There were a couple other vegan options at Thanksgiving dinner, and I managed to pile my plate to the brim:

Sorry for the blurriness! Clockwise from green salad: mandarin-almond salad, cranberry sauce on whole-wheat bread, beet salad, corn, butternut squash, tofu-kebab contents. Center: Lemon-Dijon Tofu with Potatoes. I was stuffed!

Before leaving my mother’s house for the weekend, I made a batch of my fave broccoli soup. I immediately poured it into Tupperware so the picture isn’t all that fancy. Points to anyone who can spot the IMPENDING DOOM about to occur:

Broccoli Soup

  • 4 cups vegetable soup broth
  • 1 tablespoon oil
  • 1 large onion, chopped
  • 2 dried bay leaves
  • 1 pound fresh or frozen broccoli crowns and stems, chopped into small pieces
  • Salt and pepper to taste

Heat a large pot on medium high. Heat olive oil, add the onion and bay leaves, stirring to coat. Cook until onions begin to soften and turn brown, stirring often.

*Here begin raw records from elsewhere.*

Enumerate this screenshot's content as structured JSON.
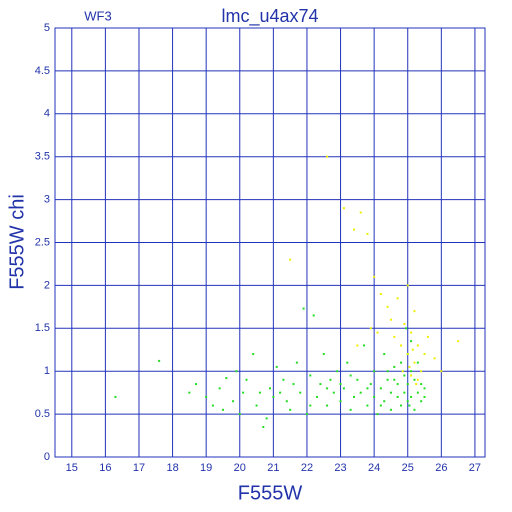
{
  "chart_data": {
    "type": "scatter",
    "title": "lmc_u4ax74",
    "label": "WF3",
    "x_label": "F555W",
    "y_label": "F555W chi",
    "xlim": [
      14.5,
      27.3
    ],
    "ylim": [
      0,
      5
    ],
    "xticks": [
      15,
      16,
      17,
      18,
      19,
      20,
      21,
      22,
      23,
      24,
      25,
      26,
      27
    ],
    "yticks": [
      0,
      0.5,
      1,
      1.5,
      2,
      2.5,
      3,
      3.5,
      4,
      4.5,
      5
    ],
    "grid": true,
    "series": [
      {
        "color": "#22dd22",
        "x": [
          16.3,
          17.6,
          18.5,
          18.7,
          19.0,
          19.2,
          19.4,
          19.5,
          19.6,
          19.8,
          19.9,
          20.0,
          20.1,
          20.2,
          20.4,
          20.5,
          20.6,
          20.7,
          20.8,
          20.9,
          21.0,
          21.1,
          21.3,
          21.4,
          21.5,
          21.6,
          21.7,
          21.8,
          21.9,
          22.0,
          22.1,
          22.2,
          22.3,
          22.4,
          22.5,
          22.6,
          22.7,
          22.8,
          22.9,
          23.0,
          23.1,
          23.2,
          23.3,
          23.4,
          23.5,
          23.6,
          23.7,
          23.8,
          23.9,
          24.0,
          24.0,
          24.1,
          24.2,
          24.3,
          24.3,
          24.4,
          24.5,
          24.5,
          24.6,
          24.7,
          24.7,
          24.8,
          24.8,
          24.9,
          24.9,
          25.0,
          25.0,
          25.0,
          25.1,
          25.1,
          25.2,
          25.2,
          25.3,
          25.3,
          25.4,
          25.4,
          25.5,
          25.5,
          23.3,
          23.8,
          22.6,
          24.2,
          24.6,
          25.1,
          24.95,
          25.05,
          23.0,
          22.1,
          21.2,
          24.4
        ],
        "y": [
          0.7,
          1.12,
          0.75,
          0.85,
          0.7,
          0.6,
          0.8,
          0.55,
          0.92,
          0.65,
          1.0,
          0.5,
          0.75,
          0.9,
          1.2,
          0.6,
          0.75,
          0.35,
          0.45,
          0.8,
          0.7,
          1.05,
          0.9,
          0.65,
          0.55,
          0.85,
          1.1,
          0.75,
          1.73,
          0.5,
          0.95,
          1.65,
          0.7,
          0.85,
          1.2,
          0.6,
          0.9,
          0.75,
          1.0,
          0.65,
          0.8,
          1.1,
          0.55,
          0.7,
          0.9,
          0.75,
          1.3,
          0.6,
          0.85,
          0.7,
          1.0,
          0.5,
          0.8,
          0.65,
          1.2,
          0.9,
          0.75,
          0.55,
          1.05,
          0.7,
          0.85,
          0.6,
          1.1,
          0.75,
          0.95,
          0.65,
          0.85,
          1.2,
          0.7,
          1.0,
          0.55,
          0.9,
          0.75,
          1.1,
          0.65,
          0.85,
          0.8,
          0.7,
          0.95,
          0.8,
          0.8,
          0.6,
          0.9,
          1.35,
          1.5,
          0.6,
          0.85,
          0.6,
          0.75,
          1.0
        ]
      },
      {
        "color": "#eeee00",
        "x": [
          21.5,
          22.6,
          23.1,
          23.4,
          23.6,
          23.8,
          24.0,
          24.2,
          24.4,
          24.5,
          24.6,
          24.7,
          24.8,
          24.9,
          25.0,
          25.0,
          25.05,
          25.1,
          25.1,
          25.15,
          25.2,
          25.2,
          25.3,
          25.3,
          25.4,
          25.5,
          25.6,
          25.8,
          26.0,
          26.5,
          23.5,
          24.1,
          23.9,
          24.85,
          25.25
        ],
        "y": [
          2.3,
          3.5,
          2.9,
          2.65,
          2.85,
          2.6,
          2.1,
          1.9,
          1.75,
          1.6,
          1.4,
          1.85,
          1.3,
          1.55,
          1.2,
          2.0,
          1.05,
          1.45,
          0.95,
          1.25,
          1.1,
          1.7,
          1.3,
          0.9,
          1.0,
          1.2,
          1.4,
          1.15,
          1.0,
          1.35,
          1.3,
          1.45,
          1.5,
          1.0,
          0.85
        ]
      }
    ]
  }
}
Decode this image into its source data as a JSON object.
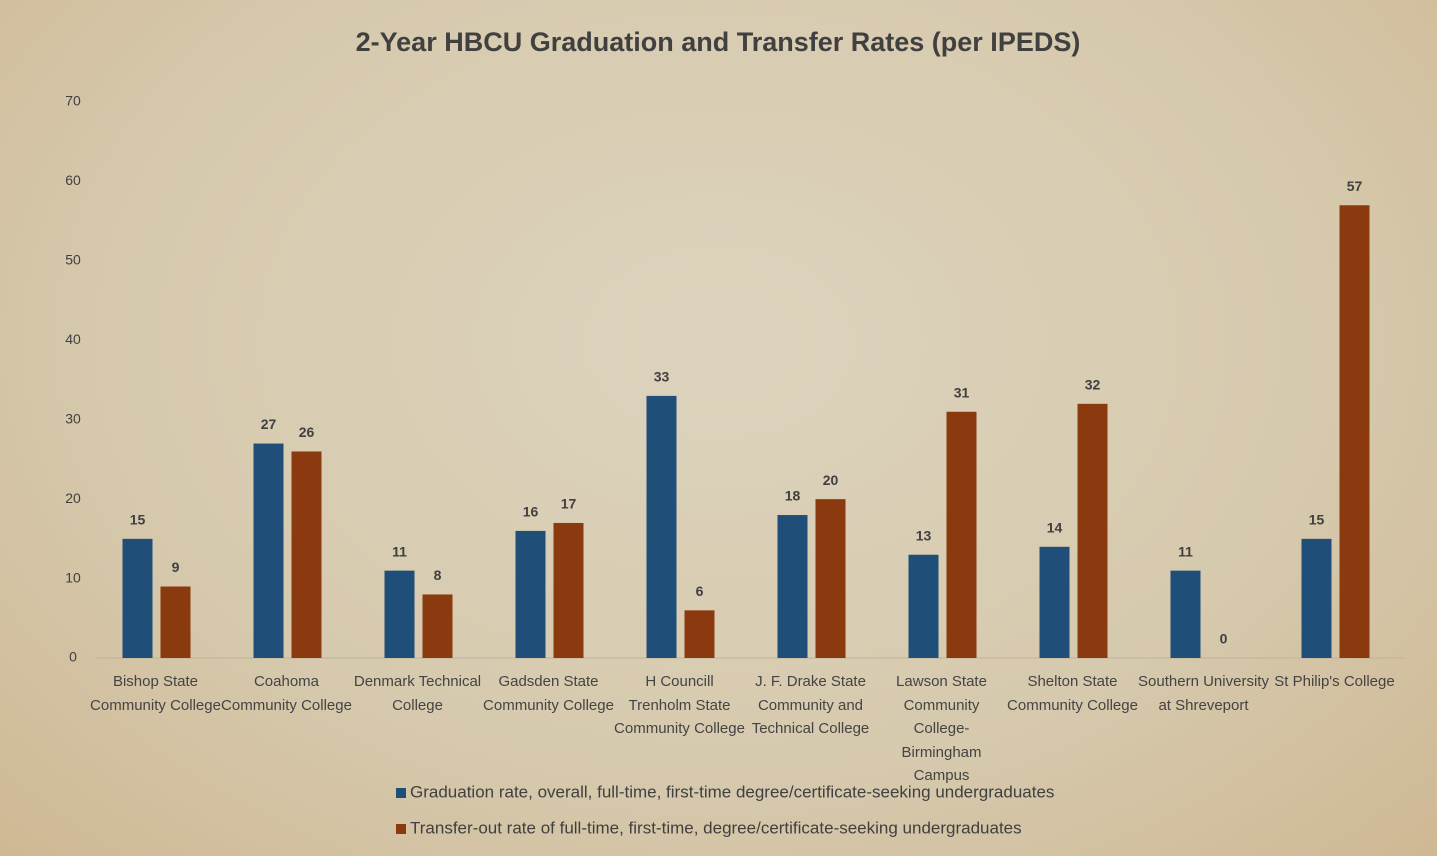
{
  "chart_data": {
    "type": "bar",
    "title": "2-Year HBCU Graduation and Transfer Rates (per IPEDS)",
    "categories": [
      "Bishop State Community College",
      "Coahoma Community College",
      "Denmark Technical College",
      "Gadsden State Community College",
      "H Councill Trenholm State Community College",
      "J. F. Drake State Community and Technical College",
      "Lawson State Community College- Birmingham Campus",
      "Shelton State Community College",
      "Southern University at Shreveport",
      "St Philip's College"
    ],
    "series": [
      {
        "name": "Graduation rate, overall, full-time, first-time degree/certificate-seeking undergraduates",
        "color": "#1f4e79",
        "values": [
          15,
          27,
          11,
          16,
          33,
          18,
          13,
          14,
          11,
          15
        ]
      },
      {
        "name": "Transfer-out rate of full-time, first-time, degree/certificate-seeking undergraduates",
        "color": "#8b3a0f",
        "values": [
          9,
          26,
          8,
          17,
          6,
          20,
          31,
          32,
          0,
          57
        ]
      }
    ],
    "ylim": [
      0,
      70
    ],
    "yticks": [
      0,
      10,
      20,
      30,
      40,
      50,
      60,
      70
    ],
    "grid": false,
    "legend": "bottom"
  }
}
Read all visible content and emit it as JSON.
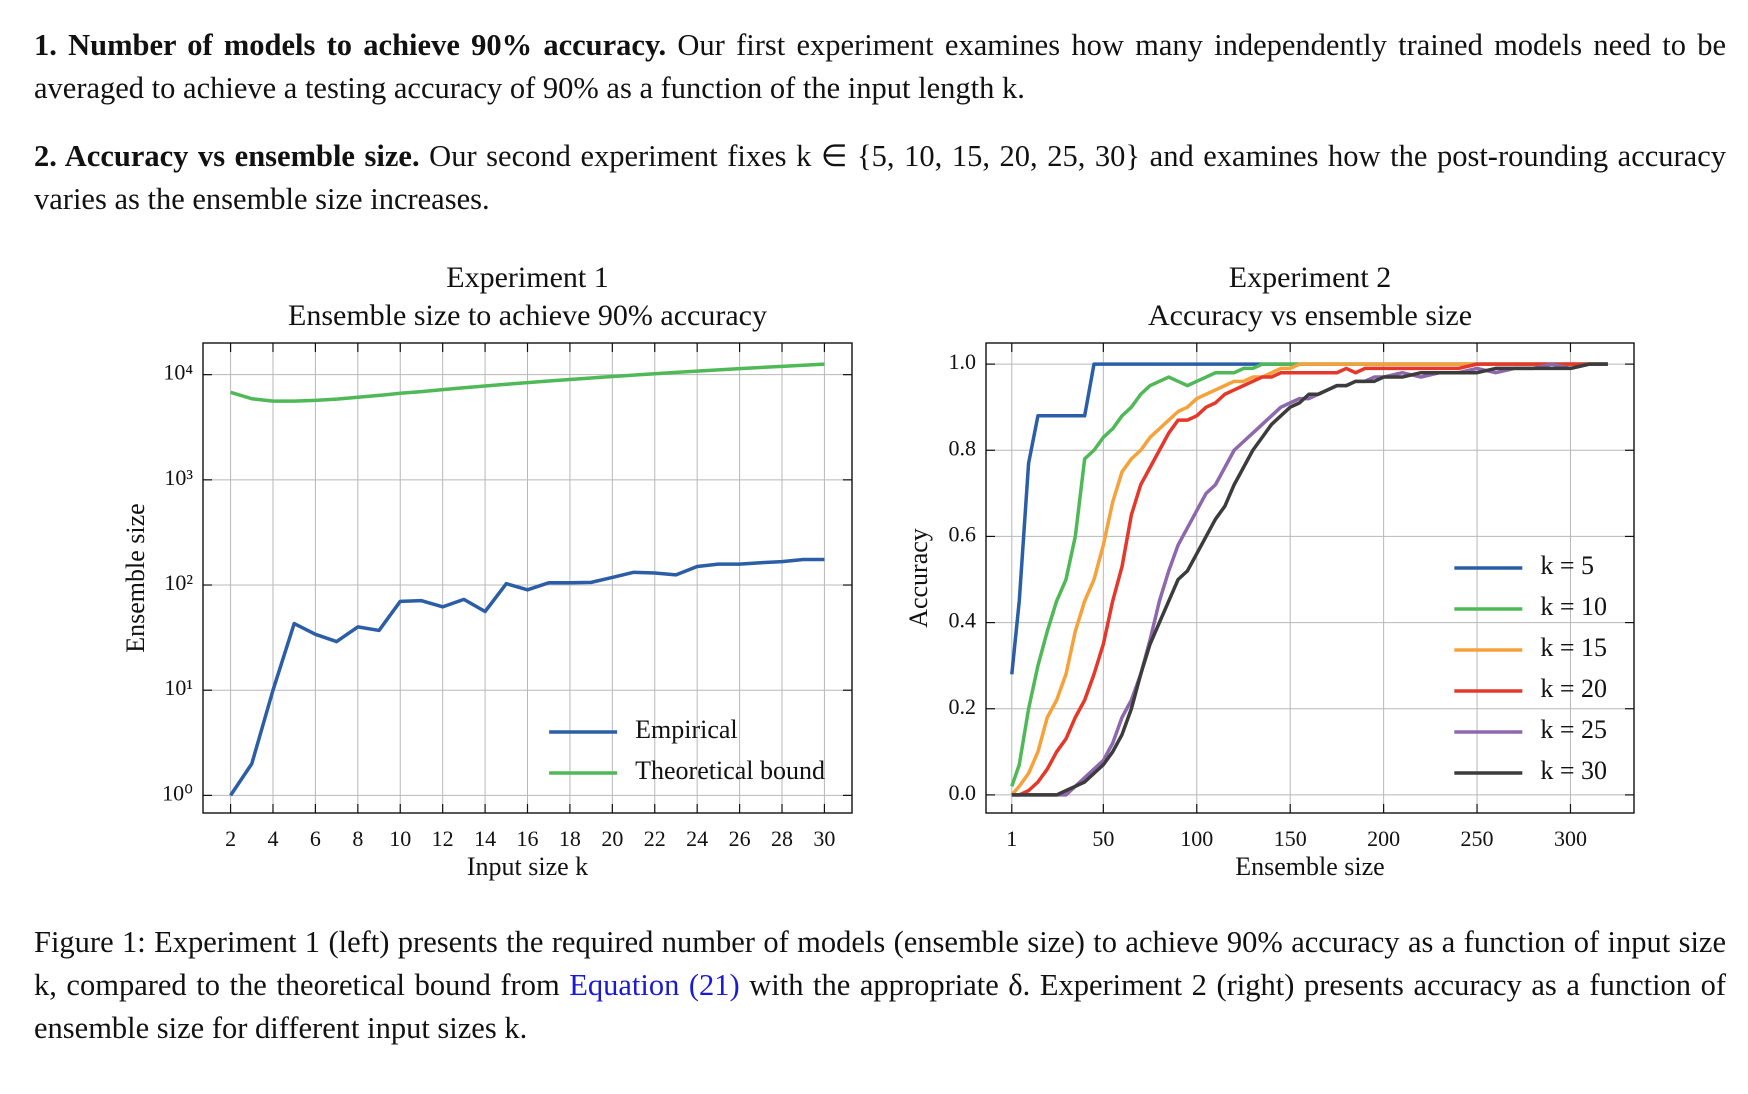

Add broccoli, stirring to coat with oil and onion flavor. Let cook, turning occasionally for 1 – 2 minutes. Stir in hot broth. Cover and cook for 5 – 10 minutes or until the vegetables are fully cooked. Remove the bay leaves.

Transfer a third of the hot mixture to a blender. Puree until smooth while continuing to cook the rest. Repeat with another third, then the final third. Careful not to burn your hand like this genius.

————–

Finally, I was flipping through the paper on my coffee break at work and landed on the comics page. I read a comic in which an adorable little cow knocks on a a door and says to a man “Sir, did you know that baby calves are taken from their mothers and put in crates too narrow to… mooove?” My Google-Fu is the best! I found the the comic:

Turns out that www.humancalifornia.org is advocating a “YES ON PROP 2” message. Prop 2 appears to be a measure that would mandate farmers to keep their animals in more humane conditions. Many vegans (and non-vegans!), myself included, feel very strongly about this issue, so please take the time to check out that website. And if you live in California, speak with your vote and let politicians know that it’s wrong to cage animals in cramped, unsanitary conditions.

Back to more pleasant commentary… happy belated Thanksgiving, Canadians!